Not enough. I could not get chocolate out of my brain. More specifically, I could not stop thinking about the chocolate-caramel-covered pretzels at the coffee shop across the street. Could. Not. Stop.

Fuck it. Grabbed my purse, nearly sprinted to the coffee shop for my fix.

When I arrived I realized it wasn’t coffee or the pretzels that the fates had sent me for. No. It was The Barista. I watched out of the corner of my eye as he prepared the iced latte for the bearded dude in front of me. Unlike most of the people around here, he did not seem to be a caricature, rather, he seemed like an actual, cool person -- The Barista, not the bearded dude.

Then it was my turn. I didn’t even realize what I was doing until time was up.
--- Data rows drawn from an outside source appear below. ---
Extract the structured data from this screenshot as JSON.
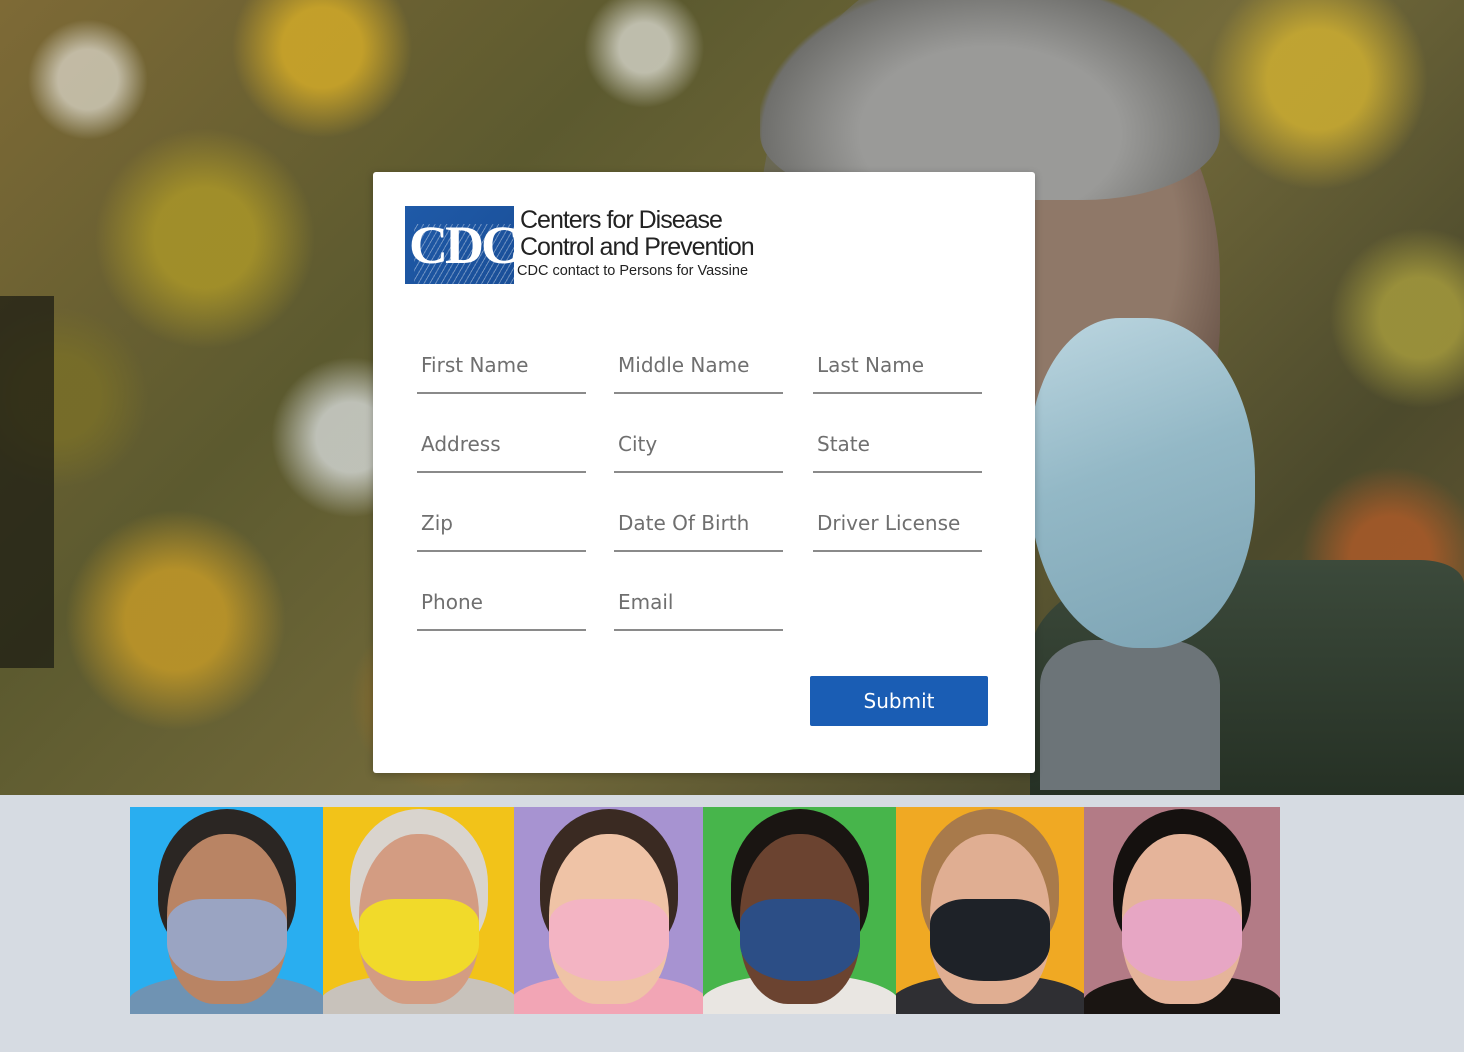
{
  "logo": {
    "abbr": "CDC",
    "line1": "Centers for Disease",
    "line2": "Control and Prevention",
    "tagline": "CDC contact to Persons for Vassine"
  },
  "form": {
    "first_name": {
      "placeholder": "First Name",
      "value": ""
    },
    "middle_name": {
      "placeholder": "Middle Name",
      "value": ""
    },
    "last_name": {
      "placeholder": "Last Name",
      "value": ""
    },
    "address": {
      "placeholder": "Address",
      "value": ""
    },
    "city": {
      "placeholder": "City",
      "value": ""
    },
    "state": {
      "placeholder": "State",
      "value": ""
    },
    "zip": {
      "placeholder": "Zip",
      "value": ""
    },
    "dob": {
      "placeholder": "Date Of Birth",
      "value": ""
    },
    "driver_license": {
      "placeholder": "Driver License",
      "value": ""
    },
    "phone": {
      "placeholder": "Phone",
      "value": ""
    },
    "email": {
      "placeholder": "Email",
      "value": ""
    },
    "submit_label": "Submit"
  },
  "colors": {
    "accent": "#1a5db4",
    "page_bg": "#d6dbe2",
    "card_bg": "#ffffff"
  },
  "banner": {
    "tiles": [
      {
        "bg": "#29aef0",
        "mask": "#9aa4c2",
        "hair": "#2b2623",
        "skin": "#b98464",
        "shirt": "#6f93b3"
      },
      {
        "bg": "#f2c319",
        "mask": "#f1da2a",
        "hair": "#d9d4ce",
        "skin": "#d39c82",
        "shirt": "#c8c2bb"
      },
      {
        "bg": "#a793d1",
        "mask": "#f3b4c3",
        "hair": "#3a2a22",
        "skin": "#efc3a6",
        "shirt": "#f2a5b5"
      },
      {
        "bg": "#47b54b",
        "mask": "#2c4e86",
        "hair": "#1a1512",
        "skin": "#6b4330",
        "shirt": "#e9e6e2"
      },
      {
        "bg": "#f0a923",
        "mask": "#1e2228",
        "hair": "#a87a4b",
        "skin": "#e0ae92",
        "shirt": "#2f2f33"
      },
      {
        "bg": "#b37b86",
        "mask": "#e7a6c4",
        "hair": "#15110f",
        "skin": "#e5b49a",
        "shirt": "#1a1512"
      }
    ]
  }
}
Witty banter, flirtatious grins, boob flash?

It was over too soon. The decaf skinny mocha did not take nearly long enough to prepare. We had so much more to discuss, so many more jokes to crack. So many more times for me to undress him with my eyes.

I had used my “Perks Card” to pay, and after our shared moment, I felt like I needed to tip. I paused as I was about to walk away, while he helped the next customer. Crap. Only a $20 bill! Couldn’t do it. For that much money, I'm pretty sure it would be like prostitution after all the things he did to me in my mind. I looked up sheepishly. He was watching me, but I don’t think it was for the tip. He knew what was I was thinking -- at least that's what I choose to believe.

So I flashed the smile (not the tatas) again, “I’ll see you later.” “See ya,” he smiled back.

Now, I have to go back to the coffee shop every. Single. Day. Hot Barista, you will be mine.